Easily done with Enterprise forms. It's made to do this with its conditional visibilty features. Also, you can have the very same DropDownList bind to a different set of values based on the value of another element, if you wish.
For example, I built a table which holds building codes, building names, and building type. A user uses a radio button to select building type. Once a selection is made, there is an AJAX postback and another element is populated from a stored procedure that took a token which was replaced with the radio button value.
I can make the second element be invisible until there is a building type selected, too. So there is conditional visibility, and conditional databinding.
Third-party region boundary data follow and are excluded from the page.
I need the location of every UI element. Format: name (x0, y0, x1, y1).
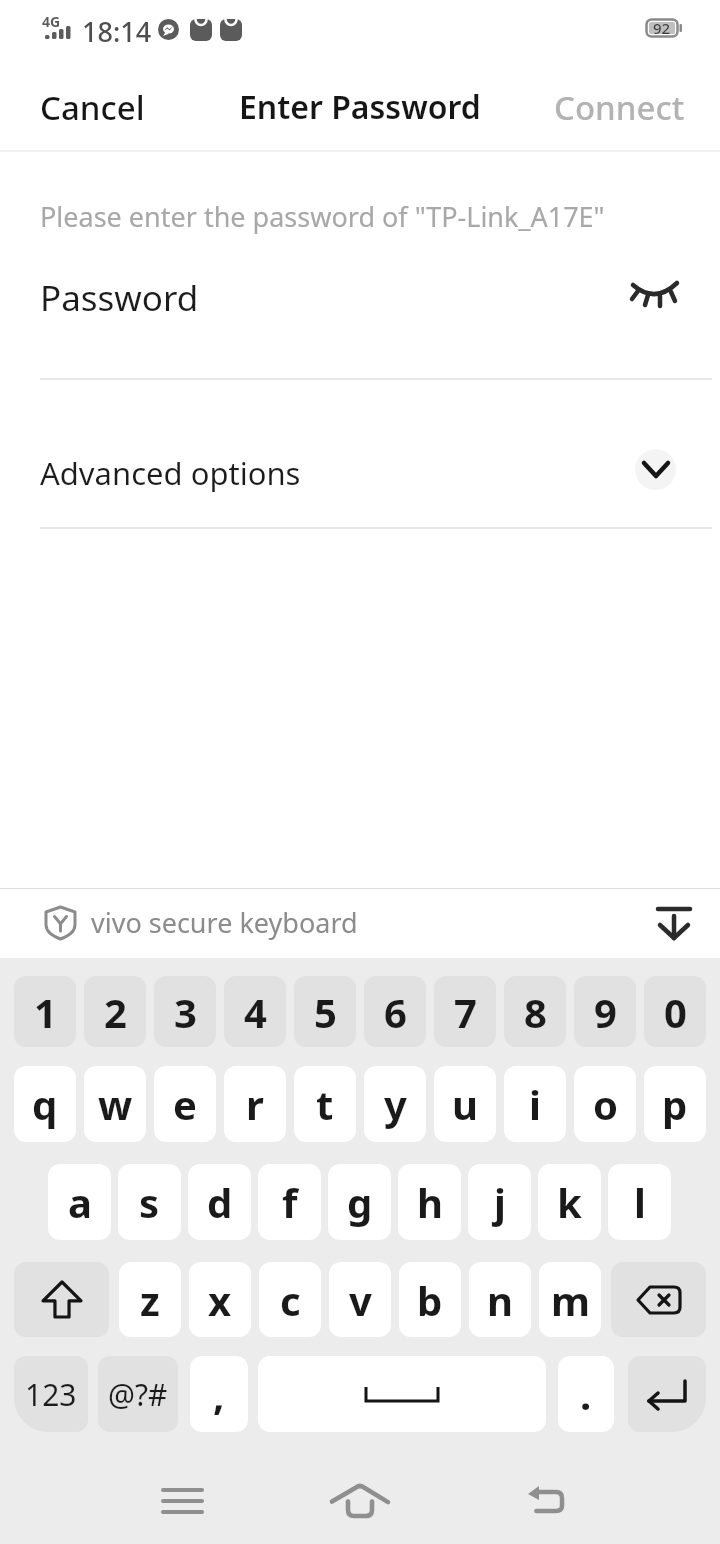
button[interactable] (258, 1356, 546, 1432)
button[interactable] (628, 1356, 706, 1432)
staticText: 0 (664, 985, 687, 1039)
staticText: a (68, 1175, 92, 1229)
staticText: 4 (244, 985, 267, 1039)
button[interactable]: p (644, 1066, 706, 1142)
button[interactable]: v (329, 1262, 391, 1337)
staticText: x (208, 1273, 232, 1327)
staticText: @?# (108, 1374, 168, 1415)
staticText: . (580, 1367, 592, 1421)
staticText: 6 (384, 985, 407, 1039)
button[interactable]: Cancel (40, 85, 145, 130)
staticText: j (494, 1175, 506, 1229)
button[interactable]: 7 (434, 976, 496, 1047)
button[interactable] (14, 1262, 109, 1337)
staticText: vivo secure keyboard (91, 904, 358, 941)
button[interactable]: e (154, 1066, 216, 1142)
staticText: k (557, 1175, 582, 1229)
button[interactable]: 5 (294, 976, 356, 1047)
staticText: g (347, 1175, 373, 1229)
button[interactable]: 123 (14, 1356, 88, 1432)
button[interactable]: 0 (644, 976, 706, 1047)
staticText: s (139, 1175, 160, 1229)
button[interactable]: 9 (574, 976, 636, 1047)
button[interactable] (635, 449, 676, 490)
button[interactable] (656, 905, 692, 941)
button[interactable]: 1 (14, 976, 76, 1047)
staticText: 9 (594, 985, 617, 1039)
button[interactable]: z (119, 1262, 181, 1337)
staticText: q (32, 1077, 58, 1131)
button[interactable]: l (608, 1164, 671, 1240)
staticText: i (529, 1077, 541, 1131)
staticText: 2 (104, 985, 127, 1039)
staticText: 3 (174, 985, 197, 1039)
staticText: 123 (25, 1374, 77, 1415)
button[interactable]: n (469, 1262, 531, 1337)
button[interactable]: g (328, 1164, 391, 1240)
staticText: 18:14 (82, 13, 152, 50)
button[interactable]: y (364, 1066, 426, 1142)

This is from a real-life form. It's on the second page of the form, which is not visible until folks make a selection on page 1 to ensure that they really need to fill out this form (It's a work request form). If they want a telephone, or Cable TV or washer or dryer repaired, and select that, they get a conditionally visible html element which includes a link to the appropriate place for such a request. Else, page 2 becomes visible, and they proceed.
So you have the option to have your values listed in different dropdown lists, and make one or another visible based on a selection in another element - or use the same dropdownlist and have it populated conditionally based on the value of a previous selection ... or a combination of both at the same time.
Enterprise forms is extremely advanced and can meet a significantly large percentage of the needs of a portal that has fairly complex business requirements.
It does simple stuff, too ... The first question I ask when I meet a new need or requirement is "can I do it in Enterprise forms?" The answer is usually yes ... not always, but usually.
Let me know if you'd like to send some data values my way and I'll build an example for you.